No sé cuando cambió mi vida, puede que hace seis meses cuando realicé el curso contra el acoso laboral. Hasta entonces yo llevaba una vida normal, unos kilos de más redondeaban mi estómago y las entradas empezaba a descubrir mi cráneo. Me gustaba el fútbol, quería a mi mujer, odiaba a mi jefa, y a mi hijo le llamaba campeón como en las pelis americanas. La estadística me hubiera metido de cabeza en el rango típico de varón de cuarenta años.

El comité de mi empresa, ante varios casos de acoso laboral, pidió que se hiciera un curso en esa materia con el ánimo de bajar la tensión en la oficina, y de meter en vereda a los primates que quedaban en nómina. La empresa accedió gustosa, las habladurías se trasladarían al nuevo curso y acabarían con los rumores de un par de jefes responsables de la hazaña. Mi jefa me sorprendió al decirme que iría en la primera tanda mirándome como a un criminal, mientras su escote en pico bajaba por unas profundidades que depositaba mi mirada en la luminaria de mi despacho, no por lujuria sino por no verme en su boca de áspid.

El día del curso me levanté de buen humor, mi jefa no me aburriría con sus correos electrónicos. Era viernes y el partido de fútbol de fin de semana tenía ocupada mi mente. Los asistentes al curso nos miramos de forma irónica y cautelosa, el acoso laboral al parecer, producto de nuestro exceso de testosterona, era una fuerza que no podíamos controlar y nos impulsaba a tocarle el culo a la compañera o lo que es peor a la jefa con unas consecuencias irreparables.

La monitora empezó la charla con diapositivas, evolución del acoso en las empresas, legislación, etc.
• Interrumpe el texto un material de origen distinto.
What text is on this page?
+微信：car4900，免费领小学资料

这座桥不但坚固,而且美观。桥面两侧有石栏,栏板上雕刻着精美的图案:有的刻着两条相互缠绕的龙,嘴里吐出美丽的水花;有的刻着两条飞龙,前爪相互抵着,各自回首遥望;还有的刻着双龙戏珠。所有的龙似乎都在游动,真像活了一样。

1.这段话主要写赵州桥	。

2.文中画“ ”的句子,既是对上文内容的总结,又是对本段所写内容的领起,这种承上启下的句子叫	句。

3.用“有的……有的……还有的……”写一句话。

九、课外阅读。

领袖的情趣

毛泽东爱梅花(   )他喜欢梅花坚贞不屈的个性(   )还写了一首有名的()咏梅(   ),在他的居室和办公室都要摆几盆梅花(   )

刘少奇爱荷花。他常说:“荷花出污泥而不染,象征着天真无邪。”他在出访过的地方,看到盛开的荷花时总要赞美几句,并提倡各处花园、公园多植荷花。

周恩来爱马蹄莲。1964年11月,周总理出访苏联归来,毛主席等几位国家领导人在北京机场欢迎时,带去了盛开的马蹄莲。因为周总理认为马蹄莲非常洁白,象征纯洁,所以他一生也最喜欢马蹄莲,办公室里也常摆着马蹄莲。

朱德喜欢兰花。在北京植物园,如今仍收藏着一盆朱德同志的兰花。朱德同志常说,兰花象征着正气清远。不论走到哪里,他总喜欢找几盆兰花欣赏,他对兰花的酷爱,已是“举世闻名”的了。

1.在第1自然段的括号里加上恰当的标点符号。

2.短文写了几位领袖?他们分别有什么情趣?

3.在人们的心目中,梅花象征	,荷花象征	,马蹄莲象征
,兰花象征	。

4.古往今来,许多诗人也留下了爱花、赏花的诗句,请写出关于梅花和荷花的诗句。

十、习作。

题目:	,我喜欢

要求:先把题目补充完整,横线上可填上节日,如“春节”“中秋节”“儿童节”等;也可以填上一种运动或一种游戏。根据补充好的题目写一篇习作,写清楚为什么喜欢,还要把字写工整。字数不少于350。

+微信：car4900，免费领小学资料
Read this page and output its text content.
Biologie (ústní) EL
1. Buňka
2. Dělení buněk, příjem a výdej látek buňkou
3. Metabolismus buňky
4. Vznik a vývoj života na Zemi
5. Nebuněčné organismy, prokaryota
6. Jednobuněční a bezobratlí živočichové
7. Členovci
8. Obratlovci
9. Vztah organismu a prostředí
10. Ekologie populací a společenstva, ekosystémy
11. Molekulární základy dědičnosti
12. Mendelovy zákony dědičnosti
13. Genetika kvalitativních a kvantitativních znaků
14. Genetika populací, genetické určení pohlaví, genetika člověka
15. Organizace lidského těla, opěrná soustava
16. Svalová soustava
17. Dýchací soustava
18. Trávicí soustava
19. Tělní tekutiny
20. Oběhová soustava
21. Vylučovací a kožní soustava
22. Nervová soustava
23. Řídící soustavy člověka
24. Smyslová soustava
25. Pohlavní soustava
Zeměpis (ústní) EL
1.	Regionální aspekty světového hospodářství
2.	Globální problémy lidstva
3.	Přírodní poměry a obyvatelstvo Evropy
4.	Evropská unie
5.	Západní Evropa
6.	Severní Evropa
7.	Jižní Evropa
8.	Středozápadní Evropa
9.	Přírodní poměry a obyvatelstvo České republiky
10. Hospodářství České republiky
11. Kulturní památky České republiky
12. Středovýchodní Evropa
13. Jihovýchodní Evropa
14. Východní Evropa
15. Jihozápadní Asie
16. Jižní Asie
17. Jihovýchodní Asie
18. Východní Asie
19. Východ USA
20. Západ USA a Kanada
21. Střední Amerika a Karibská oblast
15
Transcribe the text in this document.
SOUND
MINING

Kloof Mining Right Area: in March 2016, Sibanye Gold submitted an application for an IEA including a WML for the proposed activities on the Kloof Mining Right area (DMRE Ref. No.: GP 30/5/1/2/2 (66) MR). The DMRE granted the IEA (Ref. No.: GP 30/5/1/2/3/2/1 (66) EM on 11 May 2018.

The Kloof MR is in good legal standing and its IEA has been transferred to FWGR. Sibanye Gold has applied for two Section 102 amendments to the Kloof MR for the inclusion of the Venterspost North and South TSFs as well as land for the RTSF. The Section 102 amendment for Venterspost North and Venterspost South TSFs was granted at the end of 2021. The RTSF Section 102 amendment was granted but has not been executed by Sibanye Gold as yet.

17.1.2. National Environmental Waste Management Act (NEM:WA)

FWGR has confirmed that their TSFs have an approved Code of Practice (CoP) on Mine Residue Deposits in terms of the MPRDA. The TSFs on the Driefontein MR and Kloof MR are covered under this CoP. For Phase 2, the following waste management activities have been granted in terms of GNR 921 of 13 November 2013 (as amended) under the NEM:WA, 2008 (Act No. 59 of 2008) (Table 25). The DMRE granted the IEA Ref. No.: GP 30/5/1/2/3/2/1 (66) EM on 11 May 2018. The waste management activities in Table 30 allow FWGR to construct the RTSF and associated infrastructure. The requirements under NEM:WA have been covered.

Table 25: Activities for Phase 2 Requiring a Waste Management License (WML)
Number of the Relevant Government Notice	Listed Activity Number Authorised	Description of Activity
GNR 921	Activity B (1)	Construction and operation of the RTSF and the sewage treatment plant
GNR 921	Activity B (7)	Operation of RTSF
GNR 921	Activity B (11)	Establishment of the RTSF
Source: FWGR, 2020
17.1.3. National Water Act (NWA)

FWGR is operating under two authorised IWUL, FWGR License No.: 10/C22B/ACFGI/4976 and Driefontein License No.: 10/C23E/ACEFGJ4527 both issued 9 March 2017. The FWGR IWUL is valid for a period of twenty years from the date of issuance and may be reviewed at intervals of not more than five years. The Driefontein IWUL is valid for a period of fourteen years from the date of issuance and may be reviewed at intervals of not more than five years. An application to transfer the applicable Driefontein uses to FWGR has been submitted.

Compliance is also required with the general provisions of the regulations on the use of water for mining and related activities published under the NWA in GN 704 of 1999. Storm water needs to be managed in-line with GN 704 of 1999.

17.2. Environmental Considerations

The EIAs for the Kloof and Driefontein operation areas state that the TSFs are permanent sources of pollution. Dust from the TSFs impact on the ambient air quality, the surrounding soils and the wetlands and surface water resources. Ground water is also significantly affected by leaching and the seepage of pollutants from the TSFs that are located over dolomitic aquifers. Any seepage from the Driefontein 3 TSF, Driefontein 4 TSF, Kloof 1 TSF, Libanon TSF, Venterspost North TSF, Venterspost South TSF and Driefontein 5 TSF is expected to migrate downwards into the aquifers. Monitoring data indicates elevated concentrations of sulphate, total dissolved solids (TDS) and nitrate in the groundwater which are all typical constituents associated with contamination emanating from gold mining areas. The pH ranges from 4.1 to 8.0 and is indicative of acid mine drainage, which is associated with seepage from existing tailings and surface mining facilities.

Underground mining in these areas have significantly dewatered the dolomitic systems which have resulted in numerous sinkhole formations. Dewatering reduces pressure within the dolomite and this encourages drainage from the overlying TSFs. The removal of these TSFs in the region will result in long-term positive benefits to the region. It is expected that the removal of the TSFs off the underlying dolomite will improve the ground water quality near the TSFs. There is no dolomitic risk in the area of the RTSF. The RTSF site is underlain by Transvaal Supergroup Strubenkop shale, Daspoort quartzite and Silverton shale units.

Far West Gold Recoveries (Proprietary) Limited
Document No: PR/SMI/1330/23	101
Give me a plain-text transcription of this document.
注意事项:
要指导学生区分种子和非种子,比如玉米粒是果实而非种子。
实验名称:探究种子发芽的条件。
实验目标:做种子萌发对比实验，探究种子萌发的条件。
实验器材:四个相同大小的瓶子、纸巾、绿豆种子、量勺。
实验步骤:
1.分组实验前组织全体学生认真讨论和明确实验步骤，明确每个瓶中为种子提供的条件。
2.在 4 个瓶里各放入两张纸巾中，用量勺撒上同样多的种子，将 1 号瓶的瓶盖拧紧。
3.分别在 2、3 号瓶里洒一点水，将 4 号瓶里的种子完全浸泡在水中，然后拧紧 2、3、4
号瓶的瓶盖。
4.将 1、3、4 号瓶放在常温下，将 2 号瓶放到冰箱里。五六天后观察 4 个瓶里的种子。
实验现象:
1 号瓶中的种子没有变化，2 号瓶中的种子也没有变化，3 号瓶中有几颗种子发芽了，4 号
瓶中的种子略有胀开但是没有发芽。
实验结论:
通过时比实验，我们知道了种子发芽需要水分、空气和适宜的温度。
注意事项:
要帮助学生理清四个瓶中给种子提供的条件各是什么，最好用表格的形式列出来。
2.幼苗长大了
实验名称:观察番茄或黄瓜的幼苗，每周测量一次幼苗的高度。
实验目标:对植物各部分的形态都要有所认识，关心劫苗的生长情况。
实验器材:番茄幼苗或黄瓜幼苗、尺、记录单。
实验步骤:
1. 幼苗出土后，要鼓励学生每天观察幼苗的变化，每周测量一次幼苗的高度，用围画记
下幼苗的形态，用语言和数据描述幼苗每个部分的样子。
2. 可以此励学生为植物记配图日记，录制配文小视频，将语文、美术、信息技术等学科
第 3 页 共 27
Yo, mientras, divagaba sobre el fin de semana y ya paladeaba despertarme el sábado al lado de mi mujer, cuando una diapositiva con la bella durmiente a la espera del beso salvador, hizo su aparición en la pantalla del monitor.

El sábado me desperté agitado, levanté las sabanas y el cuerpo de Isabel, se perfilaba debajo del camisón, un pecho aparecía entre las puntillas, toqué suavemente su cuerpo, el calor que desprendía me hizo rodearla con mis brazos, cuando la voz de la monitora resonó dentro de mí: «El cuento de la bella durmiente es una violación». Me levanté de un salto como si huyera de un fuego devastador. Paseé por la habitación, observé de nuevo a mi mujer, sus rizos desparramados por la almohada, su respiración tranquila y la boca ligeramente abierta, no traslucían mis asaltos sexuales de los sábados y sentí el impulso de fundirme en su cuerpo. Pero yo todavía era un ser extraviado y dominado por mi virilidad incontrolada.

El cuerpo me temblaba, y no olvidaba las palabras de la instructora: «Es el problema de la hombría mal encauzada y de nuestra falta de control, que nos convierte en seres dominados por nuestras pasiones más bajas”. Abrí tembloroso la ventana y el frío me sacudió. Me dirigí al cuarto de baño, una ducha me salvaría de mis impulsos primitivos. Pero una nariz moqueante me paralizó la valiente decisión. Fui al dormitorio de mi hijo. Por el suelo se desparramaban todos sus juguetes, cogí la máscara de star wars y volví con ella a la habitación. Me acerqué a Isabel, toqué con pudor su hombro, estaba a punto cometer un disparate, de hundirme en su pelo, encontrarme con su boca y llenarla de besos nocturnos, iba a caer en el abismo de mi apetito desatado, pero la monitoria acudió, de nuevo, en mi auxilio: «Y el delito es más grave, porque se asume la pasividad y la indefensión de la mujer». Abrí de nuevo la ventana, me puse la máscara para protegerme la nariz. Unos enormes estornudos salieron de mi boca. Entonces, oí la voz de mi mujer.

  • ¿Qué haces? – Me miró con sorpresa, al encender la luz
  • Es que…. – Sonándome la nariz a la vez que me quitaba la máscara
  • Anda, vuelve a la cama –

Me metí en la cama. La luz se apagaba tenuemente como la voz de la instructora. Amoldé mi cuerpo al de mi mujer, y le pregunté tímidamente: ¿Puedo?